One region is within, or completely overlaps, the other.

In this case the bp overlap is simply a positive number reported by calculating the length of the smaller region that lies within the second region. If the two regions completely overlap each other then the length of either region can be reported as the bp overlap. For example, where region A lies within region B (Figure 1-i-a), this can be identified computationally by checking if A.End is less than or equal to B.End and if A.Start is greater than or equal to B.Start. The region length of A can be calculated by the SQL pseudocode extract given below:

WHEN A.End <= B.END AND A.Start >= B.Start THEN (A.End - A.Start)

Conversely, when region B lies within region A (Figure 1-i-b) or completely overlaps, this can be confirmed by checking whether B.End is less than or equal to A.End and if B.Start is greater than or equal to A.Start. The region length of B can then be calculated:

WHEN B.End <= A.END AND B.Start >= A.Start THEN (B.End - B.Start) - 5 - ii)

Region A is located on the left side of region B . In this possibility the two regions may share bases in common (Figure 1-ii-a) or can be completely away from each other (Figure 1-ii-b). Computationally this is verified by checking whether A.End is less than or equal to B.End and A.Start is less than or equal to B.Start. The bp overlap is calculated by subtracting B.Start from A.End:

WHEN A.End <= B.End AND A.Start <= B.Start THEN (A.End - B.Start)

Using the above calculation, for the first situation (Figure 1-ii-a) the bp overlap will be reported as a positive integer. For the second situation (Figure 1- ii-b) when no common bases exist between the two regions, the bp overlap is returned as a negative number. This is because the B.Start coordinate is greater than A.End therefore (A.End - B.Start) will be a negative number. iii)

Region A is located on the right side of region B . As above, the two regions could overlap or can be apart without intersecting each other. This is verified by checking whether A.End is greater than or equal to B.End and if A.Start is greater than or equal to B.Start.
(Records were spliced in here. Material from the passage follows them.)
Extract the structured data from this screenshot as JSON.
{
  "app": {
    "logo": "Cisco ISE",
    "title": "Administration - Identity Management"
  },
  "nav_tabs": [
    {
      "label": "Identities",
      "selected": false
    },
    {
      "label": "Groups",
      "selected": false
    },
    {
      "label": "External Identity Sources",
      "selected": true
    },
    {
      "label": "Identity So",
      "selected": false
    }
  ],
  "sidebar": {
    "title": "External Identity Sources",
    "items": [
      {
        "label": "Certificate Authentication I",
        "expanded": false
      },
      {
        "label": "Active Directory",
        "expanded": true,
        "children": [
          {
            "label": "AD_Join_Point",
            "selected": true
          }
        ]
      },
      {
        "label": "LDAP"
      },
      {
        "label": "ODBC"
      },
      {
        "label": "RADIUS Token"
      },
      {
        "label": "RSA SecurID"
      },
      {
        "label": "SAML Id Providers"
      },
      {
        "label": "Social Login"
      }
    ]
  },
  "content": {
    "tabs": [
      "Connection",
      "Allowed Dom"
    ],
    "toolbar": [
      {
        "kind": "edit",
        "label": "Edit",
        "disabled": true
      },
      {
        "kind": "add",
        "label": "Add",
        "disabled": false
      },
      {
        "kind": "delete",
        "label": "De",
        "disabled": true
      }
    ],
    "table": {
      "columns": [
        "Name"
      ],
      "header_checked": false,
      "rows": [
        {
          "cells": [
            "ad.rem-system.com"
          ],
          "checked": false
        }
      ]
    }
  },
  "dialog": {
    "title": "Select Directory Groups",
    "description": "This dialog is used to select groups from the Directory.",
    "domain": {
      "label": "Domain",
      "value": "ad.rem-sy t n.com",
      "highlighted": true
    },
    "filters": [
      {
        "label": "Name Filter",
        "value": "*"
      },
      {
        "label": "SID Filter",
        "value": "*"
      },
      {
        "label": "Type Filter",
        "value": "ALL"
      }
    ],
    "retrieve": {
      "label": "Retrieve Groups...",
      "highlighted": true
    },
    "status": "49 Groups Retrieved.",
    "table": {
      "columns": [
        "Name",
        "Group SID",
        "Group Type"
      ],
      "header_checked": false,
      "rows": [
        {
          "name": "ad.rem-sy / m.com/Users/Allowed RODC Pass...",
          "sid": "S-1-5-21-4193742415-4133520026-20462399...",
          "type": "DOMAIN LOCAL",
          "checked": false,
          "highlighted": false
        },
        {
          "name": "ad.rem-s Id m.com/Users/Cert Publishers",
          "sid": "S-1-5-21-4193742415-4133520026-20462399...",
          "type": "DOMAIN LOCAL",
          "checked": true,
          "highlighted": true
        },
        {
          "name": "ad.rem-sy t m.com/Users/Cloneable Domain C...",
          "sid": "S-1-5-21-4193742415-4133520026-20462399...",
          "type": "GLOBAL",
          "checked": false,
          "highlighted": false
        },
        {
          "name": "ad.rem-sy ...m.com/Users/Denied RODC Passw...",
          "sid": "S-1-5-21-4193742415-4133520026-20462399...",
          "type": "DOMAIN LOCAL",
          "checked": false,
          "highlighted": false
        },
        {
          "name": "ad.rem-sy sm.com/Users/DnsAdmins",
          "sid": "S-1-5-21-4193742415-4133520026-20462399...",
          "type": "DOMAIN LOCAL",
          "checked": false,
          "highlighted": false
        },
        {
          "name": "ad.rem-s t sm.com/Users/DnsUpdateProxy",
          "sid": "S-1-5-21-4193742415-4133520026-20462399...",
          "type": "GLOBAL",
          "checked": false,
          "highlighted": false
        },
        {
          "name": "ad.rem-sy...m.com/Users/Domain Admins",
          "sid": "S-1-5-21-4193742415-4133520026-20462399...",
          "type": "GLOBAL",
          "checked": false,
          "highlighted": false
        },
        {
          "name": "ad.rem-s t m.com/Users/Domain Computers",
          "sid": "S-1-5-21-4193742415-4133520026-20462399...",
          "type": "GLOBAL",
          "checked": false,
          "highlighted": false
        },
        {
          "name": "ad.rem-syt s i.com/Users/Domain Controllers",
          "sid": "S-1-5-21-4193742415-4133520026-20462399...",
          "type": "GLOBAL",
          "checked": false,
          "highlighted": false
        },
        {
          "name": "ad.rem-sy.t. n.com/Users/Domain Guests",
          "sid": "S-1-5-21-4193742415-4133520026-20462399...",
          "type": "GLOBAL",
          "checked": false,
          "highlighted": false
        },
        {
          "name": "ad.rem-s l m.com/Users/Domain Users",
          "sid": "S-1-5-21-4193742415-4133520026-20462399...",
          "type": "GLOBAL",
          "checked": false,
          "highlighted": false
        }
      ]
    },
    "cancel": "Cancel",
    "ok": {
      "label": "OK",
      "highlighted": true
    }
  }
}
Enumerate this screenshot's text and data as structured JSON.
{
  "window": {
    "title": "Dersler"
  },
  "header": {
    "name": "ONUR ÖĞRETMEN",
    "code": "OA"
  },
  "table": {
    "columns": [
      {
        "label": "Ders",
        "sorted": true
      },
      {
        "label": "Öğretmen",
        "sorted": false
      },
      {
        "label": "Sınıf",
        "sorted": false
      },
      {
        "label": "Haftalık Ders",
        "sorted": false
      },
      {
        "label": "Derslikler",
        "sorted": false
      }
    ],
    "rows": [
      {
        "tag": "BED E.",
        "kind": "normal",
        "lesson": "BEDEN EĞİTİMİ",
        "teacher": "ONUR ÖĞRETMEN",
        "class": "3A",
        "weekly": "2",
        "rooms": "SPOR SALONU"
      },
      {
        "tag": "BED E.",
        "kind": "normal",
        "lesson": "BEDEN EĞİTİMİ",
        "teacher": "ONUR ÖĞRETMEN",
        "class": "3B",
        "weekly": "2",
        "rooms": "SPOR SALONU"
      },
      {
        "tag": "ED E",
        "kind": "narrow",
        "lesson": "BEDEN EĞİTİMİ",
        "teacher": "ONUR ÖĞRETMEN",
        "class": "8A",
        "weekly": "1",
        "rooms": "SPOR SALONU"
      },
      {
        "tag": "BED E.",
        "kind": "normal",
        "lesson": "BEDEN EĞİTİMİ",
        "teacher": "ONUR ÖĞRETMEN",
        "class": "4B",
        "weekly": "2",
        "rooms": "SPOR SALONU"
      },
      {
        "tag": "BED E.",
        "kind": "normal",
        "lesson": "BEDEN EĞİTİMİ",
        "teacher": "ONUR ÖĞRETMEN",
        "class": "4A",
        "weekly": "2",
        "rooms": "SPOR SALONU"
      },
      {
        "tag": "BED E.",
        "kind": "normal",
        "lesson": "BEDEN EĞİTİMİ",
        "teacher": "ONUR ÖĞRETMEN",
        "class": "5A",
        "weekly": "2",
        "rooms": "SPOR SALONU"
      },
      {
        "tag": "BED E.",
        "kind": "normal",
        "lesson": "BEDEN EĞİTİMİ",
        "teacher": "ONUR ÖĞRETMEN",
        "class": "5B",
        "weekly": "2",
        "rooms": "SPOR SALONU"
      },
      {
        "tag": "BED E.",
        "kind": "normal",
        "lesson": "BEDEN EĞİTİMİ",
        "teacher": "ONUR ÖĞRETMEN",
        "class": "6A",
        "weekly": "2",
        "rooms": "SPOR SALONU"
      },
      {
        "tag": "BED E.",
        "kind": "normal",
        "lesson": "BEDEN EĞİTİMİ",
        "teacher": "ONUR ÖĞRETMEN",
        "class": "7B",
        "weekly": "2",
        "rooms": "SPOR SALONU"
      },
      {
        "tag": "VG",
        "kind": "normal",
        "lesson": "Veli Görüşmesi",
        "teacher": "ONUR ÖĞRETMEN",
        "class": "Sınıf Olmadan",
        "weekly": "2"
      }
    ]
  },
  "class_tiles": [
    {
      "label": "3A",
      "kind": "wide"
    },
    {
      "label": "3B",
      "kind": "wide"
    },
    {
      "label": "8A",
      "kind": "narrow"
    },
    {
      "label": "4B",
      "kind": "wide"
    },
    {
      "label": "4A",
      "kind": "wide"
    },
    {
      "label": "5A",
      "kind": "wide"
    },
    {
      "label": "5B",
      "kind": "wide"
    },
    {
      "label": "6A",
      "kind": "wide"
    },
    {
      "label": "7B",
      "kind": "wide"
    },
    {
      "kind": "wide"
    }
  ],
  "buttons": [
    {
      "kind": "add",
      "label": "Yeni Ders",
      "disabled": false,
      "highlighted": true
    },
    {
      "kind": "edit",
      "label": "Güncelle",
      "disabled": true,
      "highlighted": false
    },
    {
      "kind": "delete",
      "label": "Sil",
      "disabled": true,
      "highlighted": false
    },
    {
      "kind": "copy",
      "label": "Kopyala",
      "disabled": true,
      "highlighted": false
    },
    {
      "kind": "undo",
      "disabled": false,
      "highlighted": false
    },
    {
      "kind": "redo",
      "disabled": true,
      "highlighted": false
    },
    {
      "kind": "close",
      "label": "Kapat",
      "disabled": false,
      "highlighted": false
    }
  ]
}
The bp overlap is calculated by subtracting A.Start from B.End:

WHEN A.End >= B.End AND A.Start >= B.Start THEN (B.End - A.Start)

Similar to the above case the overlapping regions (Figure 1-iii-a) will have positive bp overlap and non-overlapping regions will have negative bp overlap (Figure 1 iii-b). I also calculated the distance between the centres of two regions, referred to as ‘centre distance’. Sometimes a small base pair overlap of very long regions does not make any biological sense so overlap analysis should be limited to a certain distance from the centre of two regions. This is also useful in extracting regions that do not overlap - 6 - but are very close to each other. To calculate the distance, the centres of the two regions are determined and then the absolute (positive) distance between the centres is calculated by the following SQL code extract. abs ( (A.End + A.Start)/2 - (B.End + B.Start)/2 )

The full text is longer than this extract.